Wireless surveillance systems using internet of things (IoT) architecture have been developed to conserve more bandwidth and storage by using several methods, such as limiting frames per second on the camera nodes when there are no active movements in observation. However, a more appropriate surveillance IoT platform is needed to accommodate the camera nodes with bandwidth-efficient algorithms.
This thesis proposes an IoT platform for image storage system using software as a service (SaaS) model. A wireless surveillance system with IoT architecture is more efficient in using storage and uses less bandwidth than a conventional surveillance system. This thesis aims to accommodate the specifications for such IoT platform by using the SaaS model. The IoT platform, in the form of a Flask web application framework and MongoDB database server, uses a virtual machine (VM) in a public cloud service to connect to the camera nodes and to store the transmitted images. To fulfill the SaaS model, customized web services and lightweight web-based client applications are developed to manage the camera nodes and display the stored images.
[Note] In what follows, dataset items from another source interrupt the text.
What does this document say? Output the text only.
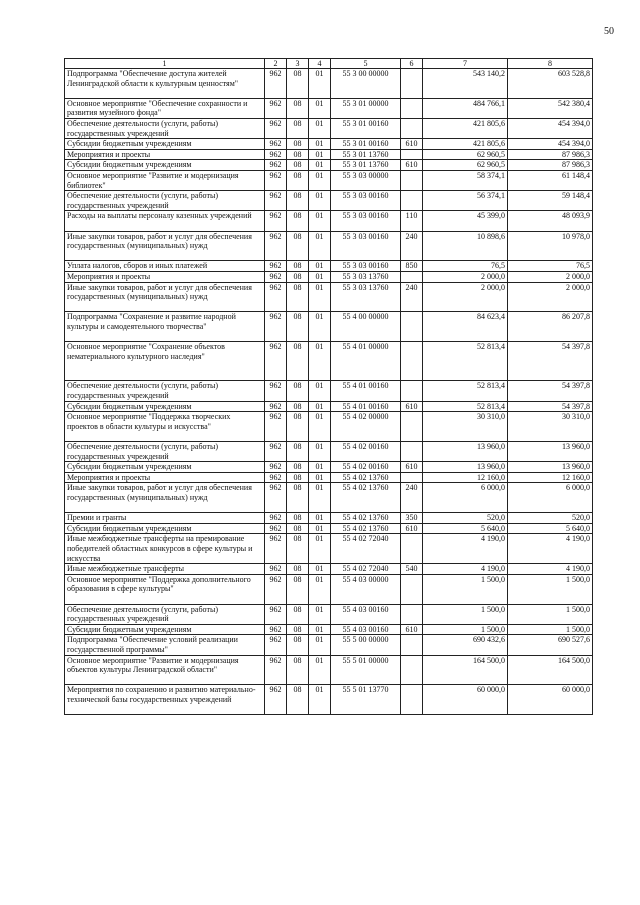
50
1	2	3	4	5	6	7	8
Подпрограмма "Обеспечение доступа жителей Ленинградской области к культурным ценностям"	962	08	01	55 3 00 00000		543 140,2	603 528,8
Основное мероприятие "Обеспечение сохранности и развития музейного фонда"	962	08	01	55 3 01 00000		484 766,1	542 380,4
Обеспечение деятельности (услуги, работы) государственных учреждений	962	08	01	55 3 01 00160		421 805,6	454 394,0
Субсидии бюджетным учреждениям	962	08	01	55 3 01 00160	610	421 805,6	454 394,0
Мероприятия и проекты	962	08	01	55 3 01 13760		62 960,5	87 986,3
Субсидии бюджетным учреждениям	962	08	01	55 3 01 13760	610	62 960,5	87 986,3
Основное мероприятие "Развитие и модернизация библиотек"	962	08	01	55 3 03 00000		58 374,1	61 148,4
Обеспечение деятельности (услуги, работы) государственных учреждений	962	08	01	55 3 03 00160		56 374,1	59 148,4
Расходы на выплаты персоналу казенных учреждений	962	08	01	55 3 03 00160	110	45 399,0	48 093,9
Иные закупки товаров, работ и услуг для обеспечения государственных (муниципальных) нужд	962	08	01	55 3 03 00160	240	10 898,6	10 978,0
Уплата налогов, сборов и иных платежей	962	08	01	55 3 03 00160	850	76,5	76,5
Мероприятия и проекты	962	08	01	55 3 03 13760		2 000,0	2 000,0
Иные закупки товаров, работ и услуг для обеспечения государственных (муниципальных) нужд	962	08	01	55 3 03 13760	240	2 000,0	2 000,0
Подпрограмма "Сохранение и развитие народной культуры и самодеятельного творчества"	962	08	01	55 4 00 00000		84 623,4	86 207,8
Основное мероприятие "Сохранение объектов нематериального культурного наследия"	962	08	01	55 4 01 00000		52 813,4	54 397,8
Обеспечение деятельности (услуги, работы) государственных учреждений	962	08	01	55 4 01 00160		52 813,4	54 397,8
Субсидии бюджетным учреждениям	962	08	01	55 4 01 00160	610	52 813,4	54 397,8
Основное мероприятие "Поддержка творческих проектов в области культуры и искусства"	962	08	01	55 4 02 00000		30 310,0	30 310,0
Обеспечение деятельности (услуги, работы) государственных учреждений	962	08	01	55 4 02 00160		13 960,0	13 960,0
Субсидии бюджетным учреждениям	962	08	01	55 4 02 00160	610	13 960,0	13 960,0
Мероприятия и проекты	962	08	01	55 4 02 13760		12 160,0	12 160,0
Иные закупки товаров, работ и услуг для обеспечения государственных (муниципальных) нужд	962	08	01	55 4 02 13760	240	6 000,0	6 000,0
Премии и гранты	962	08	01	55 4 02 13760	350	520,0	520,0
Субсидии бюджетным учреждениям	962	08	01	55 4 02 13760	610	5 640,0	5 640,0
Иные межбюджетные трансферты на премирование победителей областных конкурсов в сфере культуры и искусства	962	08	01	55 4 02 72040		4 190,0	4 190,0
Иные межбюджетные трансферты	962	08	01	55 4 02 72040	540	4 190,0	4 190,0
Основное мероприятие "Поддержка дополнительного образования в сфере культуры"	962	08	01	55 4 03 00000		1 500,0	1 500,0
Обеспечение деятельности (услуги, работы) государственных учреждений	962	08	01	55 4 03 00160		1 500,0	1 500,0
Субсидии бюджетным учреждениям	962	08	01	55 4 03 00160	610	1 500,0	1 500,0
Подпрограмма "Обеспечение условий реализации государственной программы"	962	08	01	55 5 00 00000		690 432,6	690 527,6
Основное мероприятие "Развитие и модернизация объектов культуры Ленинградской области"	962	08	01	55 5 01 00000		164 500,0	164 500,0
Мероприятия по сохранению и развитию материально-технической базы государственных учреждений	962	08	01	55 5 01 13770		60 000,0	60 000,0
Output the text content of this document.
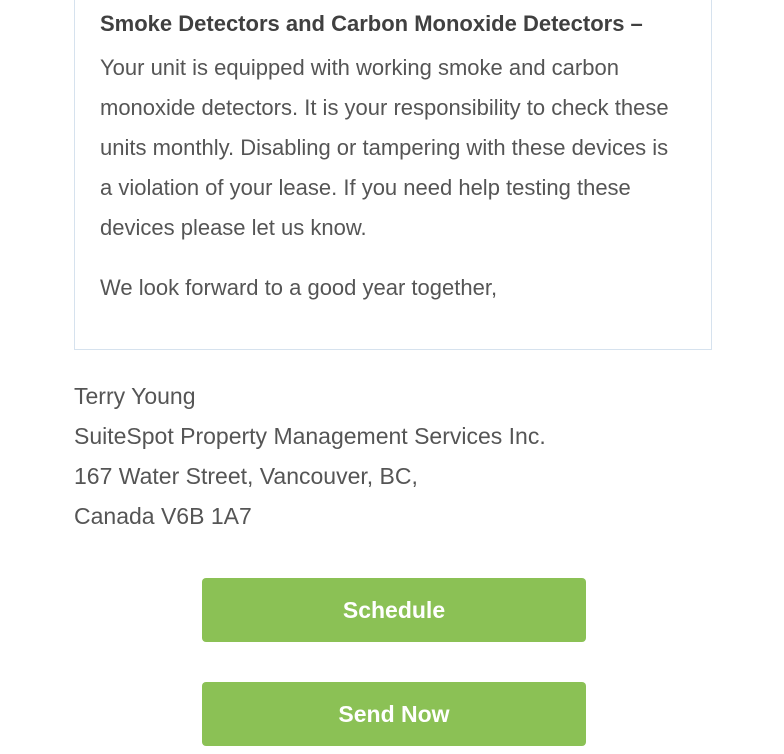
Smoke Detectors and Carbon Monoxide Detectors –
Your unit is equipped with working smoke and carbon monoxide detectors. It is your responsibility to check these units monthly. Disabling or tampering with these devices is a violation of your lease. If you need help testing these devices please let us know.
We look forward to a good year together,
Terry Young
SuiteSpot Property Management Services Inc.
167 Water Street, Vancouver, BC,
Canada V6B 1A7
Schedule
Send Now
This thesis proposes an experiment using real-time transmission of sample images sent from a simulated camera node to the IoT platform through a public network. During the experiment, the quality of service of the IoT platform is measured and analyzed using TShark and Free Monitoring by MongoDB to determine whether the IoT platform meets the requirements for an image storage system with SaaS model that can be used for a wireless surveillance system.
The proposed IoT platform is able to provide an average delay of 435.3 milliseconds with no packet loss and an average rate of insert and read operations performed of 2.83 operations per second and 2.26 operations per second respectively. Furthermore, the CPU usage of the VM is below 2.5% and the memory usage is below 39% during the experiment.
Keywords: Wireless Surveillance System, IoT Platform, SaaS, Flask, MongoDB.